The National Trust has insisted that its unpaid internships are not exploitative and are open to “a wide range of people,” despite many of the positions lasting up to six months at a time.
Graduate Fog regularly hears from young people desperate to start their career in the charity sector, but who are thwarted as they can’t afford to do the long unpaid internships that are now required of them before they will be considered for paid jobs. This website has written before about how we feel a loophole in the minimum wage law (originally designed to protect genuine volunteers from needing to be paid) is now being taken advantage of by many charities, who view it as a licence to gain unlimited free admin support from graduates.
We’ve written before about the National Trust’s infamous Apple and Cider internship of 2014. Prior to that – in 2011 – we questioned its Internship programme co-ordinator internship (yes, the unpaid intern co-ordinates the unpaid interns programme).
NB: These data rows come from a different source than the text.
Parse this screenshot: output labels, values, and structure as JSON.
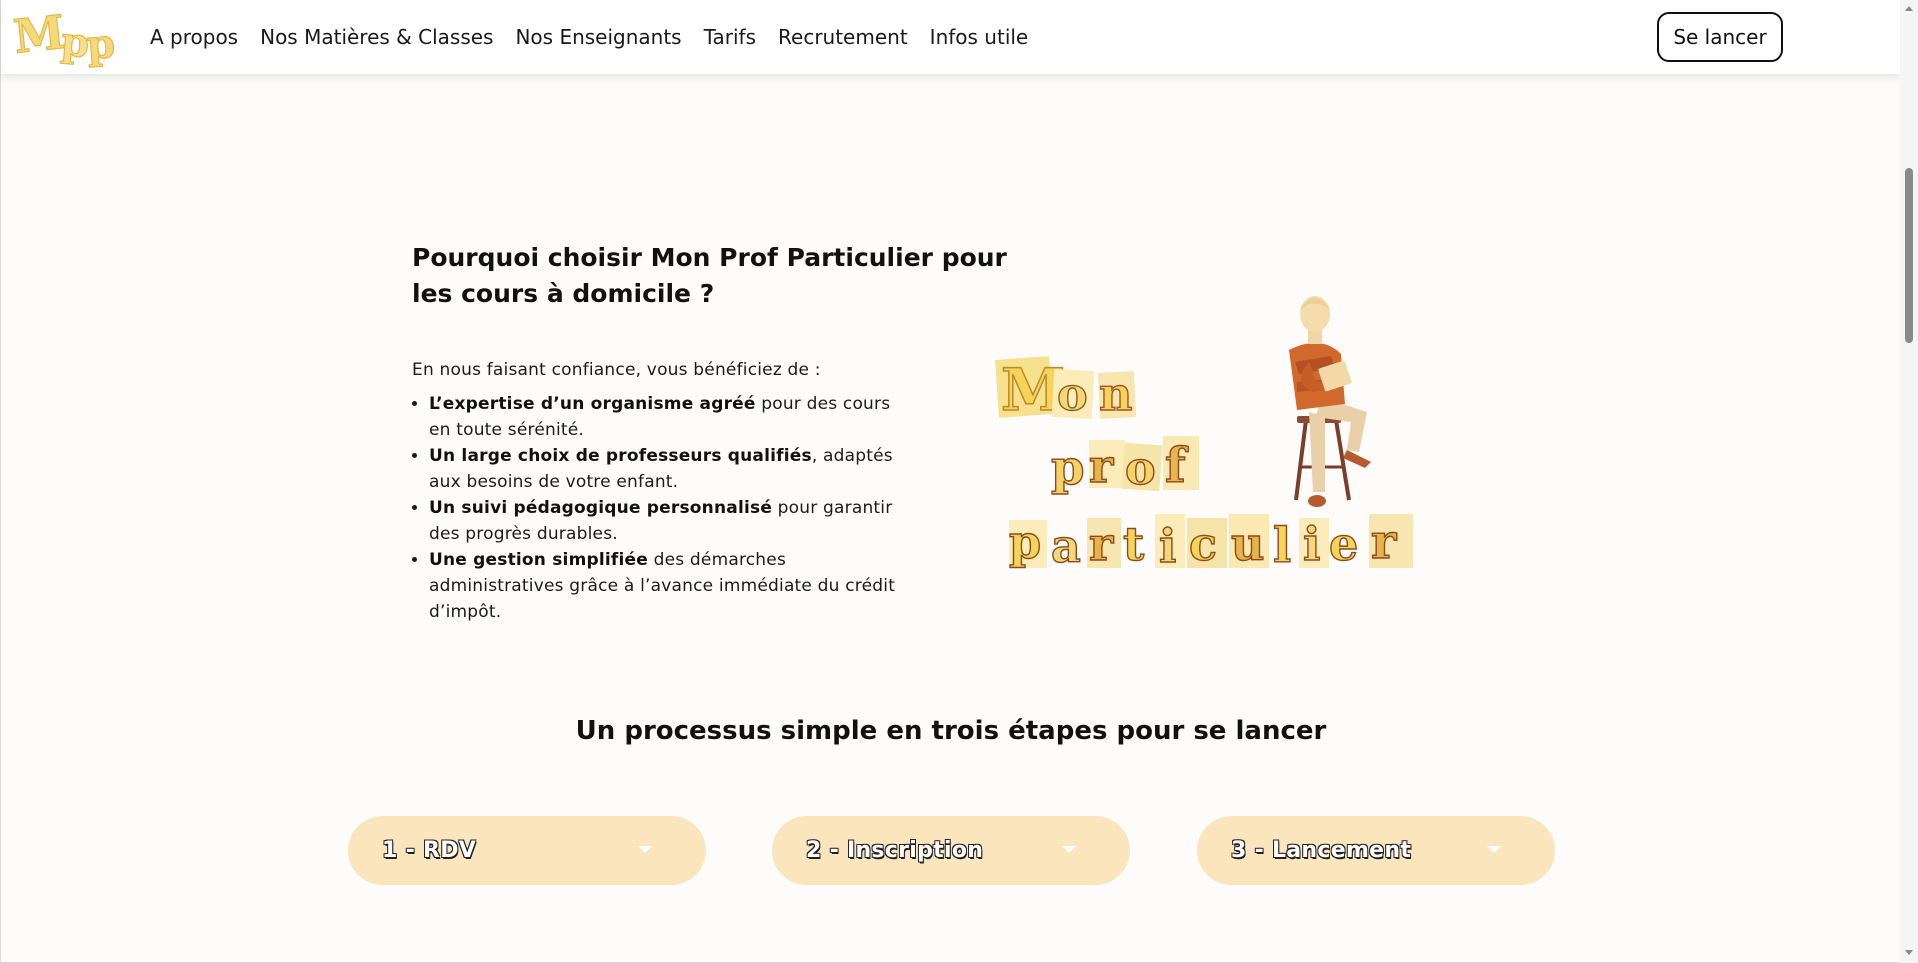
{
  "brand": {
    "logo_text": "Mpp",
    "accent_color": "#f6d978",
    "step_color": "#fbe5bd"
  },
  "nav": {
    "items": [
      {
        "label": "A propos"
      },
      {
        "label": "Nos Matières & Classes"
      },
      {
        "label": "Nos Enseignants"
      },
      {
        "label": "Tarifs"
      },
      {
        "label": "Recrutement"
      },
      {
        "label": "Infos utile"
      }
    ],
    "cta_label": "Se lancer"
  },
  "intro": {
    "title": "Pourquoi choisir Mon Prof Particulier pour les cours à domicile ?",
    "lead": "En nous faisant confiance, vous bénéficiez de :",
    "benefits": [
      {
        "bold": "L’expertise d’un organisme agréé",
        "rest": " pour des cours en toute sérénité."
      },
      {
        "bold": "Un large choix de professeurs qualifiés",
        "rest": ", adaptés aux besoins de votre enfant."
      },
      {
        "bold": "Un suivi pédagogique personnalisé",
        "rest": " pour garantir des progrès durables."
      },
      {
        "bold": "Une gestion simplifiée",
        "rest": " des démarches administratives grâce à l’avance immédiate du crédit d’impôt."
      }
    ]
  },
  "illustration": {
    "words": [
      "Mon",
      "prof",
      "particulier"
    ],
    "icon": "teacher-on-stool-illustration"
  },
  "process": {
    "title": "Un processus simple en trois étapes pour se lancer",
    "steps": [
      {
        "label": "1 - RDV"
      },
      {
        "label": "2 - Inscription"
      },
      {
        "label": "3 - Lancement"
      }
    ]
  }
}
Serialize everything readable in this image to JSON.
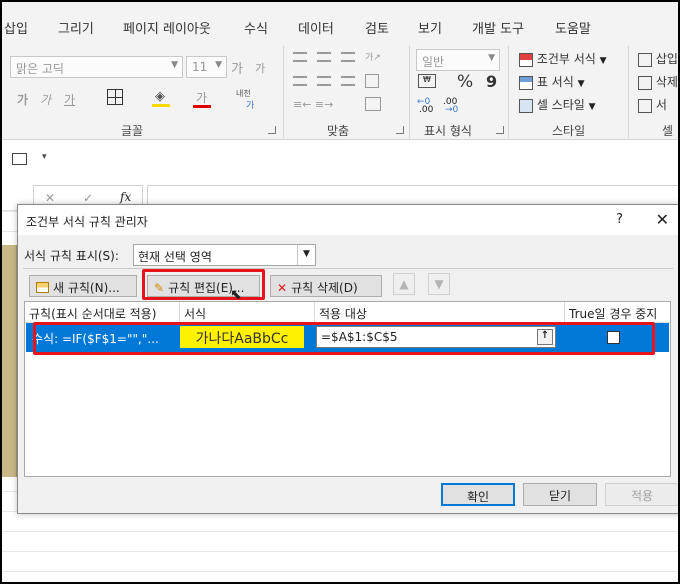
{
  "ribbon": {
    "tabs": [
      "삽입",
      "그리기",
      "페이지 레이아웃",
      "수식",
      "데이터",
      "검토",
      "보기",
      "개발 도구",
      "도움말"
    ],
    "font_name": "맑은 고딕",
    "font_size": "11",
    "grow_font": "가",
    "shrink_font": "가",
    "bold": "가",
    "italic": "가",
    "underline": "가",
    "font_color": "가",
    "phonetic": "내천",
    "phonetic_sub": "가",
    "number_format": "일반",
    "percent": "%",
    "comma": "9",
    "inc_decimal": ".00",
    "dec_decimal": ".00",
    "group_font": "글꼴",
    "group_align": "맞춤",
    "group_number": "표시 형식",
    "group_style": "스타일",
    "group_cells": "셀",
    "conditional_format": "조건부 서식",
    "format_as_table": "표 서식",
    "cell_styles": "셀 스타일",
    "insert": "삽입",
    "delete": "삭제",
    "format": "서"
  },
  "formula_bar": {
    "cancel": "✕",
    "enter": "✓",
    "fx": "fx"
  },
  "dialog": {
    "title": "조건부 서식 규칙 관리자",
    "help": "?",
    "close": "✕",
    "show_label": "서식 규칙 표시(S):",
    "show_value": "현재 선택 영역",
    "buttons": {
      "new_rule": "새 규칙(N)...",
      "edit_rule": "규칙 편집(E)...",
      "delete_rule": "규칙 삭제(D)"
    },
    "columns": [
      "규칙(표시 순서대로 적용)",
      "서식",
      "적용 대상",
      "True일 경우 중지"
    ],
    "rule": {
      "condition": "수식: =IF($F$1=\"\",\"...",
      "preview": "가나다AaBbCc",
      "applies_to": "=$A$1:$C$5",
      "stop_if_true": false
    },
    "ok": "확인",
    "close_btn": "닫기",
    "apply": "적용"
  },
  "colors": {
    "selection": "#0078d7",
    "preview_fill": "#fff200",
    "highlight": "#e8141c"
  }
}
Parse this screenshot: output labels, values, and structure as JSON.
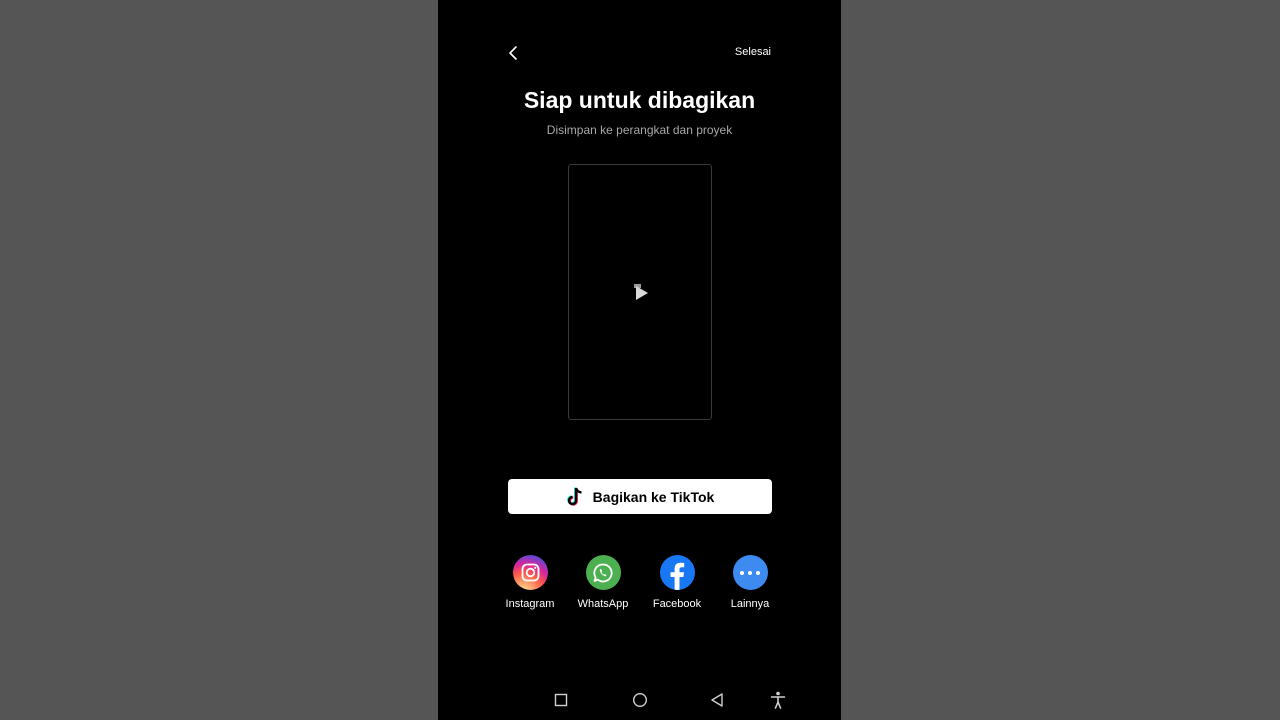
{
  "header": {
    "done_label": "Selesai"
  },
  "main": {
    "title": "Siap untuk dibagikan",
    "subtitle": "Disimpan ke perangkat dan proyek"
  },
  "share": {
    "tiktok_label": "Bagikan ke TikTok",
    "apps": [
      {
        "label": "Instagram",
        "icon": "instagram-icon"
      },
      {
        "label": "WhatsApp",
        "icon": "whatsapp-icon",
        "color": "#4CAF50"
      },
      {
        "label": "Facebook",
        "icon": "facebook-icon",
        "color": "#1877F2"
      },
      {
        "label": "Lainnya",
        "icon": "more-icon",
        "color": "#3D8AF0"
      }
    ]
  },
  "navbar": {
    "icons": [
      "recents-icon",
      "home-icon",
      "back-triangle-icon",
      "accessibility-icon"
    ]
  }
}
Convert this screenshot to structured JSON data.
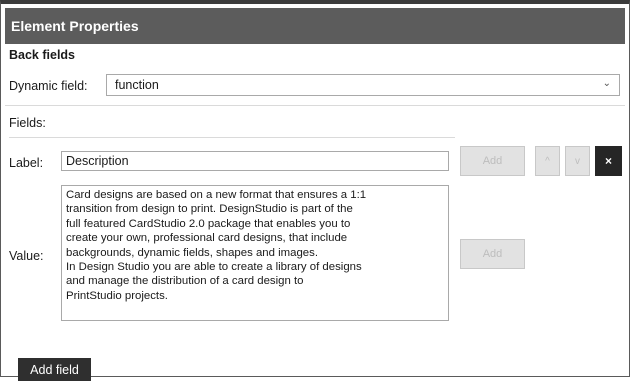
{
  "panel": {
    "title": "Element Properties"
  },
  "back_fields": {
    "section_title": "Back fields",
    "dynamic_field_label": "Dynamic field:",
    "dynamic_field_value": "function",
    "fields_label": "Fields:",
    "label_label": "Label:",
    "label_value": "Description",
    "value_label": "Value:",
    "value_lines": [
      "Card designs are based on a new format that ensures a 1:1",
      "transition from design to print. DesignStudio is part of the",
      "full featured CardStudio 2.0 package that enables you to",
      "create your own, professional card designs, that include",
      "backgrounds, dynamic fields, shapes and images.",
      "In Design Studio you are able to create a library of designs",
      "and manage the distribution of a card design to",
      "PrintStudio projects."
    ]
  },
  "buttons": {
    "add_label": "Add",
    "add_value": "Add",
    "move_up": "^",
    "move_down": "v",
    "delete": "×",
    "add_field": "Add field"
  },
  "icons": {
    "dropdown": "chevron-down-icon"
  },
  "colors": {
    "titlebar": "#5c5c5c",
    "dark_button": "#2f2f2f",
    "disabled_button": "#e2e2e2"
  }
}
The latest crop of adverts appears to show that nothing has changed.
Among the 33 unpaid internships currently available at the National Trust are many at its headquarters, including a ‘Campaigns and policy internship‘. The successful candidate will “help develop strategic advocacy opportunities” and “research, analyse and summarise” government policy announcements. The unpaid role is three days a week for six months, and travel and lunch expenses are paid. As Graduate Fog founder Tanya de Grunwald told The Times:
“The National Trust appears to be using a loophole in the law to get unlimited free support, usually from recent graduates,” Tanya de Grunwald, the founder of Graduatefog.co.uk said. “Anyone who can’t afford to work for months without pay won’t be able to start a career in charities. We’ve got to the position where working for a charity has become a luxury and charities exclusive clubs.
“Charities are way behind the curve on this and they need to wake up. The chief executive gets well paid and they often have fancy head offices but don’t seem to have enough money to pay junior staff for real work. It’s unfair and exploitative.”
Alec Shelbrooke, a Conservative MP who has campaigned to tighten the law, agreed:
“The National Trust is a wealthy charity so it is morally corrupt to get young people to intern for free.
“Unpaid internships only help those from the higher echelons of society who have independent wealth and that’s not fair. If two kids from different backgrounds have the same qualifications, it’s the one who could afford to do the unpaid internship that gets the job and that perpetuates the class divide.”
But Nick Foley, a spokesman for the National Trust, defended its internships, saying:
“We believe that voluntary internships provide a great opportunity to involve a wide range of people in our work at the same time as gaining work experience of direct benefit for their future careers. We ensure opportunities are as flexible as they can be to allow time for paid work, job seeking, alternative training and on-going studies.”
This website has challenged the idea that charity internships are okay if they are part-time. We reported that Oxfam interns were turning up to work at the charity exhausted, as they were working evening and weekend jobs in order to survive.